Soft-spoken consensus builder Kishida to become Japan’s next PM after party vote By Reuters


© Reuters. FILE PHOTO: Candidates for the presidential election of the ruling Liberal Democratic Party pose with papers with their sign and words prior to a debate session held by Japan National Press Club September 18, 2021 in Tokyo, Japan. The contenders are (L to


By Antoni Slodkowski, Ju-min Park and Kiyoshi Takenaka

TOKYO (Reuters) -Former foreign minister Fumio Kishida won a ruling Liberal Democratic Party (LDP) leadership race on Wednesday, a victory that virtually ensures he will become Japan’s next prime minister within days.

In an acceptance speech, Kishida vowed to lead a transformed party in a general election due within weeks and continue to fight the COVID-19 pandemic which has battered Japan’s economy.

However, Kishida enjoys only moderate public support and has a bland image and his victory could spell problems for the LDP in the election due by Nov. 28.

“The LDP leadership election is over. Let us all face the lower house and the upper house elections as one,” Kishida said.

“Our national crisis continues. We need to keeping working hard on the coronavirus response with strong determination, and we need to compile tens of trillions of yen of stimulus package by the end of the year,” he said.

Kishida defeated former defence and foreign minister Taro Kono, seen as an outspoken maverick, in a second round run-off vote. Two female contenders, Sanae Takaichi, 60, and Seiko Noda, 61, dropped out after the first round.

Kishida, who succeeds unpopular Prime Minister Yoshihide Suga who did not seek re-election as party leader after just one year in office, is almost certain to become premier at a parliamentary session on Oct. 4 because of the LDP’s majority in the lower house.

He is expected to form a new cabinet and reshuffle the LDP executive in early October.

Local media reported, quoting LDP executives, that the lower chamber will likely be dissolved in mid-October, with the election either Nov. 7 or Nov. 14.

“A whole month of monopoly over TV and newspaper coverage in the run-up to the election cannot be bad for the LDP but the underwhelming result will dampen the celebratory mood quickly, possibly,” said Koichi Nakano, political science professor, Sophia University.

“The opposition must be relieved that they don’t have to fight against the darling of television (Kono).”


Kishida’s victory is unlikely to trigger a huge shift in policies as Japan seeks to cope with an assertive China and revive an economy hit by the pandemic, with the soft-spoken MP highlighting the need to focus on reducing income disparity.

He shares a broad consensus on the need to boost Japan’s defences and strengthen security ties with the United States and other partners including the QUAD grouping of Japan, the United States, Australia and India, while preserving vital economic ties with China and holding regular summit meetings.

Specifically, Kishida wants to beef up Japan’s coast guard and backs passing of a resolution condemning China’s treatment of members of the Uyghur minority. He wants to appoint a prime ministerial aide to monitor their human rights situation.
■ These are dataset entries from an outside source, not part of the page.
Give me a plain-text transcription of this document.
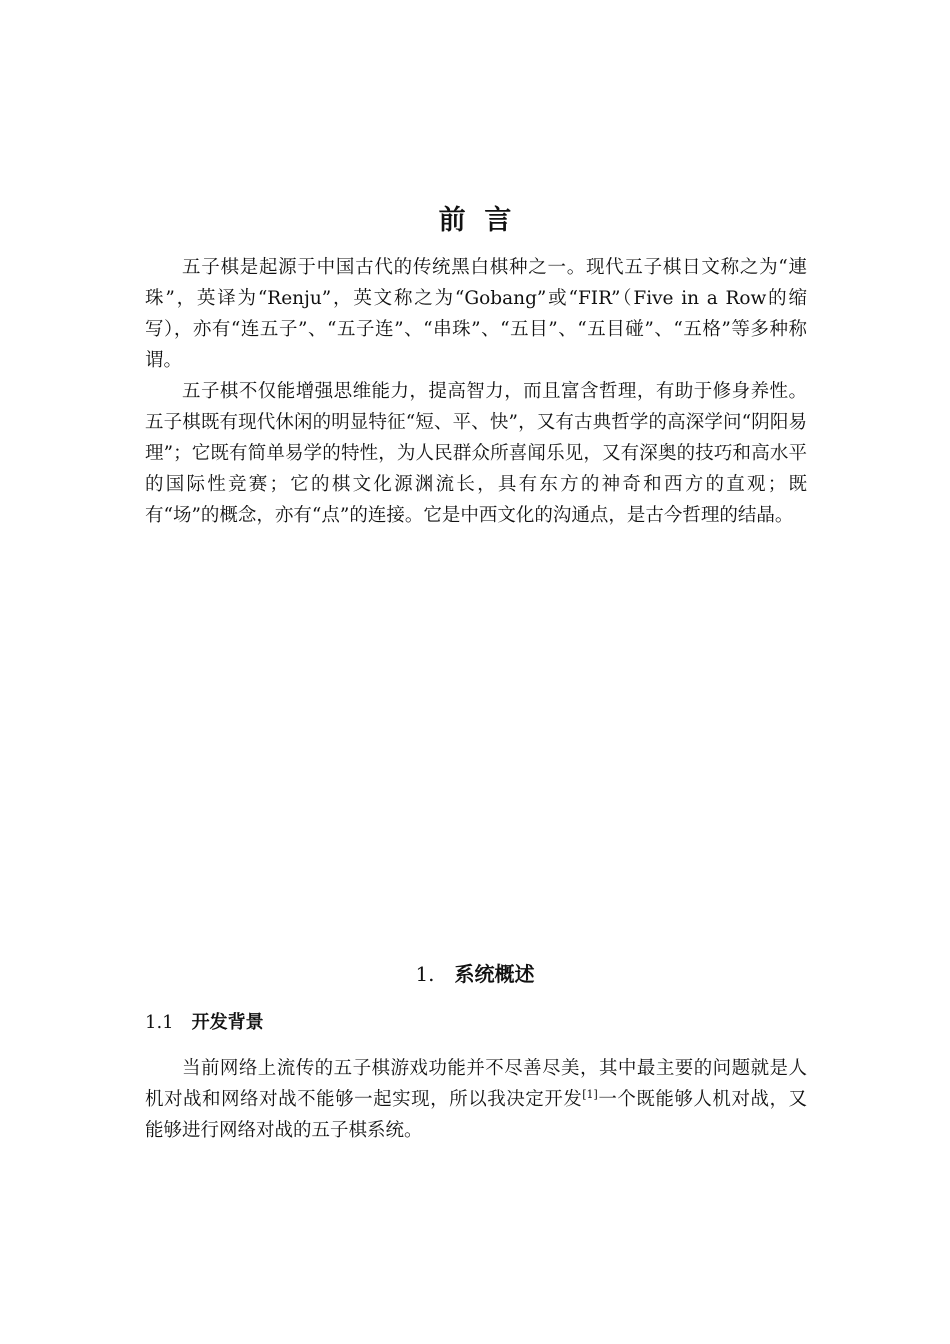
前  言

五子棋是起源于中国古代的传统黑白棋种之一。现代五子棋日文称之为“連珠”，英译为“Renju”，英文称之为“Gobang”或“FIR”（Five in a Row的缩写），亦有“连五子”、“五子连”、“串珠”、“五目”、“五目碰”、“五格”等多种称谓。

五子棋不仅能增强思维能力，提高智力，而且富含哲理，有助于修身养性。五子棋既有现代休闲的明显特征“短、平、快”，又有古典哲学的高深学问“阴阳易理”；它既有简单易学的特性，为人民群众所喜闻乐见，又有深奥的技巧和高水平的国际性竞赛；它的棋文化源渊流长，具有东方的神奇和西方的直观；既有“场”的概念，亦有“点”的连接。它是中西文化的沟通点，是古今哲理的结晶。

1. 系统概述
1.1 开发背景

当前网络上流传的五子棋游戏功能并不尽善尽美，其中最主要的问题就是人机对战和网络对战不能够一起实现，所以我决定开发[1]一个既能够人机对战，又能够进行网络对战的五子棋系统。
“Taiwan is the biggest question for me,” said Jeffrey Hornung senior political scientist at RAND corporation.

Hornung said that the outgoing Suga administration had been publicly active in having conversations on Taiwan. “It will be interesting to see whether the new leader takes this approach, such as advocating for Taiwan’s inclusion in CPTPP.”

Kishida has said fiscal consolidation would be a major pillar of his policy and in the past has voiced doubts over the Bank of Japan’s ultra-loose policy, saying in 2018 that stimulus cannot last forever.
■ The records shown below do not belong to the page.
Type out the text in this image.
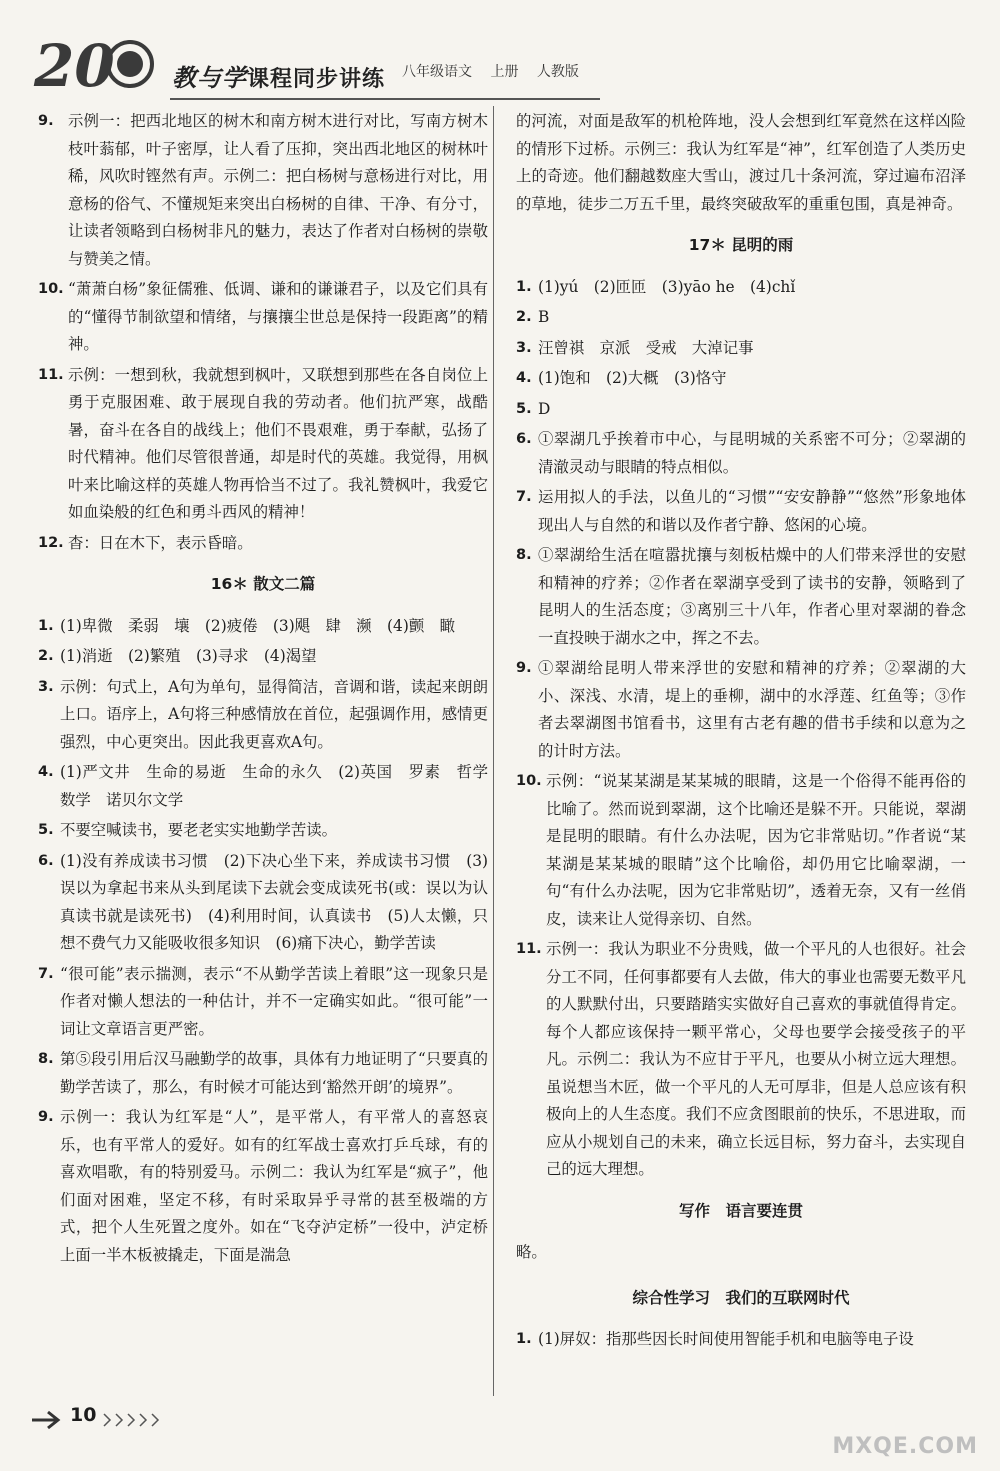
20 教与学课程同步讲练 八年级语文 上册 人教版
9. 示例一：把西北地区的树木和南方树木进行对比，写南方树木枝叶蓊郁，叶子密厚，让人看了压抑，突出西北地区的树林叶稀，风吹时铿然有声。示例二：把白杨树与意杨进行对比，用意杨的俗气、不懂规矩来突出白杨树的自律、干净、有分寸，让读者领略到白杨树非凡的魅力，表达了作者对白杨树的崇敬与赞美之情。
10. “萧萧白杨”象征儒雅、低调、谦和的谦谦君子，以及它们具有的“懂得节制欲望和情绪，与攘攘尘世总是保持一段距离”的精神。
11. 示例：一想到秋，我就想到枫叶，又联想到那些在各自岗位上勇于克服困难、敢于展现自我的劳动者。他们抗严寒，战酷暑，奋斗在各自的战线上；他们不畏艰难，勇于奉献，弘扬了时代精神。他们尽管很普通，却是时代的英雄。我觉得，用枫叶来比喻这样的英雄人物再恰当不过了。我礼赞枫叶，我爱它如血染般的红色和勇斗西风的精神！
12. 杳：日在木下，表示昏暗。
16＊ 散文二篇
1. (1)卑微　柔弱　壤　(2)疲倦　(3)飓　肆　濒　(4)颤　瞰
2. (1)消逝　(2)繁殖　(3)寻求　(4)渴望
3. 示例：句式上，A句为单句，显得简洁，音调和谐，读起来朗朗上口。语序上，A句将三种感情放在首位，起强调作用，感情更强烈，中心更突出。因此我更喜欢A句。
4. (1)严文井　生命的易逝　生命的永久　(2)英国　罗素　哲学　数学　诺贝尔文学
5. 不要空喊读书，要老老实实地勤学苦读。
6. (1)没有养成读书习惯　(2)下决心坐下来，养成读书习惯　(3)误以为拿起书来从头到尾读下去就会变成读死书(或：误以为认真读书就是读死书)　(4)利用时间，认真读书　(5)人太懒，只想不费气力又能吸收很多知识　(6)痛下决心，勤学苦读
7. “很可能”表示揣测，表示“不从勤学苦读上着眼”这一现象只是作者对懒人想法的一种估计，并不一定确实如此。“很可能”一词让文章语言更严密。
8. 第⑤段引用后汉马融勤学的故事，具体有力地证明了“只要真的勤学苦读了，那么，有时候才可能达到‘豁然开朗’的境界”。
9. 示例一：我认为红军是“人”，是平常人，有平常人的喜怒哀乐，也有平常人的爱好。如有的红军战士喜欢打乒乓球，有的喜欢唱歌，有的特别爱马。示例二：我认为红军是“疯子”，他们面对困难，坚定不移，有时采取异乎寻常的甚至极端的方式，把个人生死置之度外。如在“飞夺泸定桥”一役中，泸定桥上面一半木板被撬走，下面是湍急
的河流，对面是敌军的机枪阵地，没人会想到红军竟然在这样凶险的情形下过桥。示例三：我认为红军是“神”，红军创造了人类历史上的奇迹。他们翻越数座大雪山，渡过几十条河流，穿过遍布沼泽的草地，徒步二万五千里，最终突破敌军的重重包围，真是神奇。
17＊ 昆明的雨
1. (1)yú　(2)匝匝　(3)yāo he　(4)chǐ
2. B
3. 汪曾祺　京派　受戒　大淖记事
4. (1)饱和　(2)大概　(3)恪守
5. D
6. ①翠湖几乎挨着市中心，与昆明城的关系密不可分；②翠湖的清澈灵动与眼睛的特点相似。
7. 运用拟人的手法，以鱼儿的“习惯”“安安静静”“悠然”形象地体现出人与自然的和谐以及作者宁静、悠闲的心境。
8. ①翠湖给生活在喧嚣扰攘与刻板枯燥中的人们带来浮世的安慰和精神的疗养；②作者在翠湖享受到了读书的安静，领略到了昆明人的生活态度；③离别三十八年，作者心里对翠湖的眷念一直投映于湖水之中，挥之不去。
9. ①翠湖给昆明人带来浮世的安慰和精神的疗养；②翠湖的大小、深浅、水清，堤上的垂柳，湖中的水浮莲、红鱼等；③作者去翠湖图书馆看书，这里有古老有趣的借书手续和以意为之的计时方法。
10. 示例：“说某某湖是某某城的眼睛，这是一个俗得不能再俗的比喻了。然而说到翠湖，这个比喻还是躲不开。只能说，翠湖是昆明的眼睛。有什么办法呢，因为它非常贴切。”作者说“某某湖是某某城的眼睛”这个比喻俗，却仍用它比喻翠湖，一句“有什么办法呢，因为它非常贴切”，透着无奈，又有一丝俏皮，读来让人觉得亲切、自然。
11. 示例一：我认为职业不分贵贱，做一个平凡的人也很好。社会分工不同，任何事都要有人去做，伟大的事业也需要无数平凡的人默默付出，只要踏踏实实做好自己喜欢的事就值得肯定。每个人都应该保持一颗平常心，父母也要学会接受孩子的平凡。示例二：我认为不应甘于平凡，也要从小树立远大理想。虽说想当木匠，做一个平凡的人无可厚非，但是人总应该有积极向上的人生态度。我们不应贪图眼前的快乐，不思进取，而应从小规划自己的未来，确立长远目标，努力奋斗，去实现自己的远大理想。
写作　语言要连贯
略。
综合性学习　我们的互联网时代
1. (1)屏奴：指那些因长时间使用智能手机和电脑等电子设
10
MXQE.COM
But with the economy suffering from the COVID-19 pandemic, Kishida recently reversed course to say the BOJ must maintain its massive stimulus. He proposed a spending package of more than 30 trillion yen, adding that Japan likely would not raise a sales tax rate from 10% “for about a decade”.

He has stressed the need to distribute more wealth to households, in contrast to the focus of Abe’s “Abenomics” policies on boosting corporate profits in the hope benefits trickle down to wage-earners.

“A win for the establishment. Kishida stands for stability, for not rocking the boat and most importantly, doing what elite technocrats tell him to do,” Jesper Koll, expert director at Monex Group.